A construção de uma narrativa com múltiplas configurações, referências e intersecções, propõe dar forma escrita aos processos nos tornando testemunhas deles e nos fazendo autores, observando como vivemos, permitindo nos distanciar para nos fazermos presentes, nos interrogando constantemente e, assim, construindo a nossa história como sujeitos com o propósito de  transformar as relações pessoais, profissionais, institucionais e também com a Natureza e todos os viventes. Trabalhando junto para fazer do mundo um espaço que valorize e potencialize a pluralidade de existências.

As narrativas que denominamos “moventes”, que trazem “ginga” e humor, saindo das escritas acadêmicas convencionais, ao trazerem nossos processos, também nos mostrarão as teorias relacionadas à saúde e educação. A livre expressão escrita, a criação de um texto compreensível para todos e não apenas aqueles que estão participando da escrita é o desafio. Experiências, processos e intervenções críticas sobre a realidade: novos caminhos teóricos-práticos.

Para pensar-fazer junto problematizando os processos, será preciso que o coletivo da RMPICS (ou pelo menos parte) aceite e se co-responsabilize pela escrita e como sujeitos dos nossos processos de formação, poderemos problematizar a residência. Será que o pensar a prática nesse espaço-cenário importa também para os integrantes desse coletivo ou é somente uma questão pessoal que trago em forma de pesquisa, como pesquisadora externa ao grupo?

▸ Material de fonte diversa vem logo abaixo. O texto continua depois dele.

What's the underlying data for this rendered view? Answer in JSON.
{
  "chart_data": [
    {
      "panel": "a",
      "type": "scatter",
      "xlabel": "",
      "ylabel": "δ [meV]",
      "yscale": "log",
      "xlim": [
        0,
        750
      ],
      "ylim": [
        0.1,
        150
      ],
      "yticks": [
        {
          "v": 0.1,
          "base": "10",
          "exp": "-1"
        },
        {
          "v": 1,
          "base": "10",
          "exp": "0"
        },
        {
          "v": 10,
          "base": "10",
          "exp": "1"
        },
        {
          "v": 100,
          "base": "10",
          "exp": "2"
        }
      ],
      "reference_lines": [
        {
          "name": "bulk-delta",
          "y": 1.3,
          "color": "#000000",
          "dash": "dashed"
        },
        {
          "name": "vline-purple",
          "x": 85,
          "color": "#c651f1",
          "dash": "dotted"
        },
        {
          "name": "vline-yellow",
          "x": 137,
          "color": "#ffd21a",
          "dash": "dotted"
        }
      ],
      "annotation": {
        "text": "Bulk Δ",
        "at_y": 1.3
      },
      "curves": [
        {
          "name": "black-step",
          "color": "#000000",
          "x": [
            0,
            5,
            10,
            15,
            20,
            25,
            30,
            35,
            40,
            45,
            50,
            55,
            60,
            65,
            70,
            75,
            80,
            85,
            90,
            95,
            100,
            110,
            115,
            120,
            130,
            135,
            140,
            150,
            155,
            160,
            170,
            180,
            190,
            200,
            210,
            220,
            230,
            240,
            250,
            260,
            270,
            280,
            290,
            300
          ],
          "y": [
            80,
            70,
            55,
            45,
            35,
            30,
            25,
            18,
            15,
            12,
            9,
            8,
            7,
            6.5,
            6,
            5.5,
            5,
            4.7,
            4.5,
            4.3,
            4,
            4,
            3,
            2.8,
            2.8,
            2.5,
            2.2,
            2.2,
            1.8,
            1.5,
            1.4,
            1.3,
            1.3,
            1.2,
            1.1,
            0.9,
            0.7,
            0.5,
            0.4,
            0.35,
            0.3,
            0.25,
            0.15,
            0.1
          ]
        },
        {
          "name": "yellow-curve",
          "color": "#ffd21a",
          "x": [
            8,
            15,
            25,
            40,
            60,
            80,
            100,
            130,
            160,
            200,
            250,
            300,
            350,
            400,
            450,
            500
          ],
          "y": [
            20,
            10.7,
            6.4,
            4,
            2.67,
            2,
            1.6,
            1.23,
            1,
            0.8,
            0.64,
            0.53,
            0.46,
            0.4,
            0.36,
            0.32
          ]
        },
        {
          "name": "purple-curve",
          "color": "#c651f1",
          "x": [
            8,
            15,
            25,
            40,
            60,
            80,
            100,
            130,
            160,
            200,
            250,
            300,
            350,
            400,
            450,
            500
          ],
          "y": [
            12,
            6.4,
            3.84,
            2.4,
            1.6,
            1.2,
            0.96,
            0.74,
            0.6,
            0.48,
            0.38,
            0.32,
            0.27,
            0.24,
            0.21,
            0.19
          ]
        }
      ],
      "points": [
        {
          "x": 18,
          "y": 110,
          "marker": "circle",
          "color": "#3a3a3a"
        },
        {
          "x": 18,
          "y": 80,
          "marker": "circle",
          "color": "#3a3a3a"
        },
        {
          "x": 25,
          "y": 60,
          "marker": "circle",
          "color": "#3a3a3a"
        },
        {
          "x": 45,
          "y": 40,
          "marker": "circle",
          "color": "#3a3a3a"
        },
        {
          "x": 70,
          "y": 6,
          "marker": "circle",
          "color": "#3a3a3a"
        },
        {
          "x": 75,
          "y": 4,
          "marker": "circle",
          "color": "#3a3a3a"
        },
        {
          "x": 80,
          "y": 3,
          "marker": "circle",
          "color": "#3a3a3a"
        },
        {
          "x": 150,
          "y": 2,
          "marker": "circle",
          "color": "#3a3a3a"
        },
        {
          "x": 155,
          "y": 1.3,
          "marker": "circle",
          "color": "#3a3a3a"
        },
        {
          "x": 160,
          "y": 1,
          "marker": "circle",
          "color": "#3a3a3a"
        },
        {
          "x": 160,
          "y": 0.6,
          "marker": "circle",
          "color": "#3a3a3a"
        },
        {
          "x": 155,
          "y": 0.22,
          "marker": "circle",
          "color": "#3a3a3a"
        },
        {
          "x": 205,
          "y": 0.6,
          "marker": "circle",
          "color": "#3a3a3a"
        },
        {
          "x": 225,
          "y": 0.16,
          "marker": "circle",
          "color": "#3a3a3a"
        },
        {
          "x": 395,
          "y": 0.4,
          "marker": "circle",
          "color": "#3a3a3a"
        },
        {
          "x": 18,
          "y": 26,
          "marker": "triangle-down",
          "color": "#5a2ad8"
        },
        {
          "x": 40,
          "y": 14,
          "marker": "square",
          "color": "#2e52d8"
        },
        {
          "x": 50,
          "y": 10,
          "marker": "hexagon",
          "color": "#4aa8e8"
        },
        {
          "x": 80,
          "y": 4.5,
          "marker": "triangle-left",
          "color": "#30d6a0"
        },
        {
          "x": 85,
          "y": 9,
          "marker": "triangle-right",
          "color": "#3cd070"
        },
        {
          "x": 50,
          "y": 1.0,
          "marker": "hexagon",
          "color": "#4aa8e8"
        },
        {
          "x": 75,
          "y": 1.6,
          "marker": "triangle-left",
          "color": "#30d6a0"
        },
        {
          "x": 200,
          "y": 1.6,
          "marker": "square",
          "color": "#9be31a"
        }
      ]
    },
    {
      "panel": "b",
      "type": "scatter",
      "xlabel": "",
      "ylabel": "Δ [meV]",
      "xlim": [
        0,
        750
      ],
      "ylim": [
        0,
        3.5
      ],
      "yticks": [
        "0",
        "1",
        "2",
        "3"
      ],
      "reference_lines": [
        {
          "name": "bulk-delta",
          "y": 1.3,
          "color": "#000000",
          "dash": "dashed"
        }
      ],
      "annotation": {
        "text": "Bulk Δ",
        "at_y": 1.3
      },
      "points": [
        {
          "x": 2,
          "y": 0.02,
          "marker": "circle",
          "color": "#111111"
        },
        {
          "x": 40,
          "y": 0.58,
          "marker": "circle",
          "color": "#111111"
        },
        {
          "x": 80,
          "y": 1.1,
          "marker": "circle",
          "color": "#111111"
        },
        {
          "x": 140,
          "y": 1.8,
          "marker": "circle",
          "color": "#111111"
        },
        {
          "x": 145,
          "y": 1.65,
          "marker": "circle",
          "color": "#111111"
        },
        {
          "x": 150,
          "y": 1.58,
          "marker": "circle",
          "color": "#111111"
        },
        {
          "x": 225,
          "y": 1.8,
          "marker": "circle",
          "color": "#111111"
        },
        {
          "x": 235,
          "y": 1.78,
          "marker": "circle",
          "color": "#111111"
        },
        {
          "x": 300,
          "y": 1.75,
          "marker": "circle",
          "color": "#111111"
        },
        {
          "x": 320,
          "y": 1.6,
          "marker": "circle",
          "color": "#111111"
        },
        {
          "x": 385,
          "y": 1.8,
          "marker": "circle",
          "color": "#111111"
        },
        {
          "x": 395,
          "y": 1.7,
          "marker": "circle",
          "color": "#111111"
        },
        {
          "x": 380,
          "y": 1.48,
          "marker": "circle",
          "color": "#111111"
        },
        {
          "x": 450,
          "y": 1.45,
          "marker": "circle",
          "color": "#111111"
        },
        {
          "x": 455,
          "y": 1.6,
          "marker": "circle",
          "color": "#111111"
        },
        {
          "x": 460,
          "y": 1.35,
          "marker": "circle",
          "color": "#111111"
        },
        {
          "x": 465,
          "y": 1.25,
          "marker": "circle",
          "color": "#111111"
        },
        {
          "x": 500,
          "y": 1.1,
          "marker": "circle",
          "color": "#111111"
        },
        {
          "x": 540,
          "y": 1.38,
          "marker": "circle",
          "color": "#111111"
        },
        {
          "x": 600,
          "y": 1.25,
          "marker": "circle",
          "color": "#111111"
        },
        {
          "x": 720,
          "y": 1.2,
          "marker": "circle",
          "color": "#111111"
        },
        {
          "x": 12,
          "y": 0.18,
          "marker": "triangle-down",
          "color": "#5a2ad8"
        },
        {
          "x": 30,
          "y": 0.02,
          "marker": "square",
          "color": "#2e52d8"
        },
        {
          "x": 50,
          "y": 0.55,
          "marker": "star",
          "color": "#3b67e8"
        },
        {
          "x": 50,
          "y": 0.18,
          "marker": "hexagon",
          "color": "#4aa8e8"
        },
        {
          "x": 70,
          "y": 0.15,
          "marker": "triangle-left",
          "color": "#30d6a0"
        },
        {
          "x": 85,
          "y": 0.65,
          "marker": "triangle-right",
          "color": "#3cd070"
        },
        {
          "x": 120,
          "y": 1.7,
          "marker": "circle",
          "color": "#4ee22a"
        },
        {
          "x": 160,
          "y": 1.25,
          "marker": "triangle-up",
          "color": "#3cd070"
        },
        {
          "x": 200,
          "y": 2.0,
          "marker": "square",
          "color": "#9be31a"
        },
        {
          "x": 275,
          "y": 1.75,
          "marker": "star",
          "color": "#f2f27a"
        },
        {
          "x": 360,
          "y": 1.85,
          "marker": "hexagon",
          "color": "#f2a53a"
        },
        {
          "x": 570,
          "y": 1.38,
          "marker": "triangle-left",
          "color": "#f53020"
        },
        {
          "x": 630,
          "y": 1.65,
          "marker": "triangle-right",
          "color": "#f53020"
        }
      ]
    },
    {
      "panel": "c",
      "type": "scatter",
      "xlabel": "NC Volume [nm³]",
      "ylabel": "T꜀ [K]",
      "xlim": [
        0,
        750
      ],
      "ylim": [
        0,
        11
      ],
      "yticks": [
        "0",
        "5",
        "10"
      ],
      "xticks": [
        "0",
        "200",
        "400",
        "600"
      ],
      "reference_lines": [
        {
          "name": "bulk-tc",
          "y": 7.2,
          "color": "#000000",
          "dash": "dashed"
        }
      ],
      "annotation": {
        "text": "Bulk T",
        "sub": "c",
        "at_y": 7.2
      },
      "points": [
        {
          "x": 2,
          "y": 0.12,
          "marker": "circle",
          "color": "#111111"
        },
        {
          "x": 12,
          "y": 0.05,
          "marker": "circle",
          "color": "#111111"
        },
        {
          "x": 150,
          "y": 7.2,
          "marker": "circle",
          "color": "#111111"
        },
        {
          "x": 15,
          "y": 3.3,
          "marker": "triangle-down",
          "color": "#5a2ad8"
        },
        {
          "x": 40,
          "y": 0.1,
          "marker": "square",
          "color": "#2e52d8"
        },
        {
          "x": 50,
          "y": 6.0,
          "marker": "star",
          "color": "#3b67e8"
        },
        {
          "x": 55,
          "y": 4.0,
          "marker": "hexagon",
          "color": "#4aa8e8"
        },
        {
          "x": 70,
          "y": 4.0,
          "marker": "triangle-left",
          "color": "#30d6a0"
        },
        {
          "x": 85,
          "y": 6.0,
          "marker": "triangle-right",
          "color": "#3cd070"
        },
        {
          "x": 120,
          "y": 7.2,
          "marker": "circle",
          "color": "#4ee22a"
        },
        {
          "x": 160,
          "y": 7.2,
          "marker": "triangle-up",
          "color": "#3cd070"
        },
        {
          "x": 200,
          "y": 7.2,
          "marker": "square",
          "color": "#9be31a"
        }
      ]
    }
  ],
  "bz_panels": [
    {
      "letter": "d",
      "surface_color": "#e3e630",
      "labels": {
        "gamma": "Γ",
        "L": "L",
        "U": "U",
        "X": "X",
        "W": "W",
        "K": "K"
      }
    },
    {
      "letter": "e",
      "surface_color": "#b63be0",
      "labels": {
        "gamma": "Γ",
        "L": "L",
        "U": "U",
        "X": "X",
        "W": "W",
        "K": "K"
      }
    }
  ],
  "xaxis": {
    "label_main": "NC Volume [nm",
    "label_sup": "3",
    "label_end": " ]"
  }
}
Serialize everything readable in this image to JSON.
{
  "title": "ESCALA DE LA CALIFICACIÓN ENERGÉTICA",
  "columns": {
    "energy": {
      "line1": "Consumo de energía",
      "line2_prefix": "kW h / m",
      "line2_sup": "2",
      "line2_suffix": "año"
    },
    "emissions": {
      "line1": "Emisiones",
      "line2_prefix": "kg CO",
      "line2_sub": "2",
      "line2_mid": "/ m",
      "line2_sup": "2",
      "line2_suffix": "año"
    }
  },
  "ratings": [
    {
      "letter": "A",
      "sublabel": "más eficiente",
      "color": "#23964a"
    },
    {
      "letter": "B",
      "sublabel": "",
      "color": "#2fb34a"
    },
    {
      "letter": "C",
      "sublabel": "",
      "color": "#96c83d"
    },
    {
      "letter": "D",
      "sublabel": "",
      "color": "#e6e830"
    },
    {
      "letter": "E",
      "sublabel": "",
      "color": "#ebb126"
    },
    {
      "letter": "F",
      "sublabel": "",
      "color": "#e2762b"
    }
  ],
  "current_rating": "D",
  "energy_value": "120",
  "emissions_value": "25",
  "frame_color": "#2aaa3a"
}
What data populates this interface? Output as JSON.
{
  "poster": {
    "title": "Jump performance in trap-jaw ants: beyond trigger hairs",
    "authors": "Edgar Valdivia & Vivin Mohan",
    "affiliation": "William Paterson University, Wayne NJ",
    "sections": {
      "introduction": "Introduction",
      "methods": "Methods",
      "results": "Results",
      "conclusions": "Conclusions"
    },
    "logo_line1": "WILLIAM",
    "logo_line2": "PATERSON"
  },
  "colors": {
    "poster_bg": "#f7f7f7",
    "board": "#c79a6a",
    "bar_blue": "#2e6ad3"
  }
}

Entendo que a Residência Multiprofissional em Práticas Integrativas e Complementares em Saúde tem muitas potencialidades no seu projeto de formação e proponho pensar algumas maneiras de conectá-las, permitindo que elas se mantenham através de diversas manifestações e assegurem uma estabilidade através do espaço-tempo. Experimentando, inventando, reinventando, criando, recriando, podendo construir conexões, redes e forma-de-ação em saúde na residência construtivos e críticos. E talvez, incentivando o entusiamo e transgredindo como nos ensina hooks.